March 10, 2021 03:03 am | Updated July 15, 2021 09:53 am IST - Srinagar

District Development Council (DDC) chairpersons were up in arms on Tuesday against the government approved salary slab and the protocol order of precedence.

The administration, in an amended warrant of precedence on Monday, placed the DDC chairpersons equal to administrative secretaries at serial No. 26. The deputy chairpersons have been placed at number 27, with protocol equivalent to vice-chancellors of universities within the Union Territory (UT). The DDC members have been granted protocol equivalent to the block development council chairpersons or presidents of municipal councils and they figure at serial number 28.

“The government earlier was for granting the Minister of State (MoS) or MLA status to DDC chairpersons in J&K. Now, it seems our status has been downgraded at the behest of people in bureaucracy,” Habibullah Rather, a DDC member from Kulgam, said.

Scores of DDC members assembled in Jammu and sought the intervention of the Lieutenant Governor (L-G). The DDC members from all the political parties, including the BJP, participated in the protest held outside the Jammu Convention Centre.a

Many members threatened to resign if the demands were not fulfilled. “We have been elected by an entire district and represent a constituency.

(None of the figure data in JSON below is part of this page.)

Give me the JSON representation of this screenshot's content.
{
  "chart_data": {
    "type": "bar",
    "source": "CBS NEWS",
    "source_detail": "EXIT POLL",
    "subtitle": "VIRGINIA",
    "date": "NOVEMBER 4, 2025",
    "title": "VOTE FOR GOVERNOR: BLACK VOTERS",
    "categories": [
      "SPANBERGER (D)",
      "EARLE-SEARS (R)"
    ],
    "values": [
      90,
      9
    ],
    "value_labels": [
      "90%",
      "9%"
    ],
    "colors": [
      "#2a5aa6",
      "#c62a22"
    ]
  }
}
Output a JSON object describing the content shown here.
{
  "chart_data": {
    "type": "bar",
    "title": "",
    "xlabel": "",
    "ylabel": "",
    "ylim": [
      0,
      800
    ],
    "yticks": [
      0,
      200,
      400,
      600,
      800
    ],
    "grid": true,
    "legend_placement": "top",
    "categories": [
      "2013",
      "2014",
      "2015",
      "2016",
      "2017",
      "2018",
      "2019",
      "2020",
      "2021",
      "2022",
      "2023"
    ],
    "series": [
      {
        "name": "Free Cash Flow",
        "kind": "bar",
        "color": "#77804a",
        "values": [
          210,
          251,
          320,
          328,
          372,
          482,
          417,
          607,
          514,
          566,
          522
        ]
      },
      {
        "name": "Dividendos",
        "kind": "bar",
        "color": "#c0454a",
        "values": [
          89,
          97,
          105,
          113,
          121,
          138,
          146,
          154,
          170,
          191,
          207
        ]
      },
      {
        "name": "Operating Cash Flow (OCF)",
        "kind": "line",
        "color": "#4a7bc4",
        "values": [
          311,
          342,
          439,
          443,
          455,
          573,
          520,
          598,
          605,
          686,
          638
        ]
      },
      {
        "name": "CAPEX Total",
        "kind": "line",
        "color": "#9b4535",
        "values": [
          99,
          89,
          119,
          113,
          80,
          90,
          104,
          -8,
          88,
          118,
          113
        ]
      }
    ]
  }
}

The honorarium approved for us is an insult,” said a DDC chairperson.

Sajad Lone, head of the Peoples Conference (PC), termed the DDC protocols a “disappointment and humiliation”. “The problem is the new stakeholder created by the Union government post August 5, which is the bureaucrats, ever powerful. He or she will never facilitate democracy and will see anybody elected by people as a threat,” Mr. Lone said.

Safeena Baigh, a chairperson from Baramulla, said there was a need to empower the DDC as an institution.

“The democratic system will only get strengthened if these institution are strengthened. The development agenda will be implemented through these public representatives and the need is to empower them administratively. Otherwise, it will be a failure of the people’s mandate,” Ms. Baigh said.

J&K saw the first ever DDC polls in December last year and was underlined as one of the major achievements by the Centre after the special constitutional status of J&K ended on August 5, 2019.